2.6 General matrix fax and trix
2.6.1 Math for variances
Here is a general fact about the variance of a random vector: Var(\boldsymbol{y})=E(\boldsymbol{y}-\boldsymbol{\mu})(\boldsymbol{y}-\boldsymbol{\mu})' That looks like a vector-y version of the moment definition we saw for scalars, Var(y)=E[(y-\mu)^2], hmm?
\boldsymbol{y}\boldsymbol{y}' is called an outer product of \boldsymbol{y} and \boldsymbol{y}. This is different than the inner product \boldsymbol{y}'\boldsymbol{y}. (What is the dimension of each of those objects?)
The outer product is: \begin{pmatrix} y_1\\ y_2\\ y_3\\ \vdots\\ y_n \end{pmatrix} \left(\begin{array}{cccc} y_1&y_2&\ldots&y_n \end{array}\right) = \begin{pmatrix}y_1^2&y_1y_2&\ldots&y_1y_n\\ y_2y_1&y_2^2&\ldots&y_2y_n\\ \vdots&\vdots&\ddots&\vdots\\ y_ny_1&y_ny_2&\ldots&y_n^2 \end{pmatrix}
The inner product is:
\left(\begin{array}{cccc} y_1&y_2&\ldots&y_n \end{array}\right) \begin{pmatrix} y_1\\ y_2\\ y_3\\ \vdots\\ y_n\\ \end{pmatrix} = \sum{y_i^2}
Hey, that second one looks familiar! The inner product is a sum of squares; the outer product is a matrix of all products of y_i and y_j. Double-check which objects are row or column vectors to be sure you’re doing the right one.
Look back at the regression equation: the vectors there are \boldsymbol{y}, \boldsymbol{X\beta}, and \boldsymbol{\varepsilon}. Each is of length n. We may want to use these vector ideas on those objects….
2.6.2 Handy linear algebra concepts
What about \boldsymbol{X} itself? That’s a matrix, so let’s look at some relevant definitions:
Column space of a matrix: The column space Col(\boldsymbol{X}) of \boldsymbol{X} is the span of its column vectors:
\boldsymbol{Xc} \in Col(\boldsymbol{X}) \;\forall\; \boldsymbol{c} \in \mathbb{R}^{k+1} It’s the space of “all vectors you could possibly get by multiplying \boldsymbol{X} and some vector.”
I like to use k to refer to the number of predictors in a regression model. Other sources prefer p. There’s no real difference, though.

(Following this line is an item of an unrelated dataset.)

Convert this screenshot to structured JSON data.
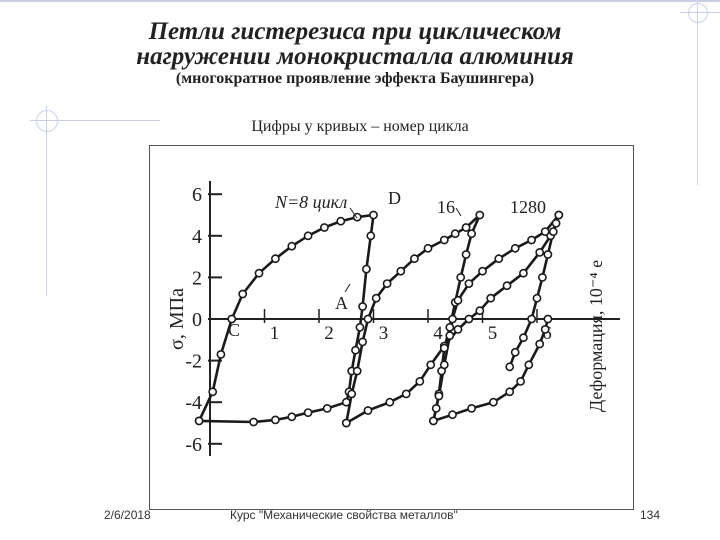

Check yourself: if you have k predictors in your model, why are there k+1 columns in the \boldsymbol{X} matrix?
This is a subset of \mathbb{R}^{k+1}, where k+1 is the number of columns in your matrix.
We refer to it as k+1 because that matches up with the idea of having k predictor columns plus an intercept column.
Important note! The column space doesn’t necessarily include all of \mathbb{R}^{k+1}. For example, what if the whole last column of \boldsymbol{X} is 0s? Then it doesn’t actually matter what the last element of \boldsymbol{c} is – it’s always going to be multiplied by 0. So you’re operating in one fewer dimension than you thought!
Rank of a matrix: The rank of any matrix \boldsymbol{A} is the dimension of the row space of \boldsymbol{A} (the space spanned by the rows of \boldsymbol{A}), which equals the dimension of the column space of \boldsymbol{A} (the space spanned by the columns of \boldsymbol{A}).
The rank is the number of linearly independent columns of a matrix. (What does “linearly independent columns” mean in terms of a predictor matrix?)
Norm of a vector: For a vector \boldsymbol{x}\in\mathbb{R}^n, the Euclidean norm is the length of the vector:
||x|| = \sqrt{x_1^2 + x_2^2 + \cdots + x_n^2}
This is what people probably mean if they just say “the norm,” but technically this is the L_2 or Euclidean norm. The fact that we are using this specific definition of the length of a vector underlies all the math we are about to do. Ask me about my research sometime!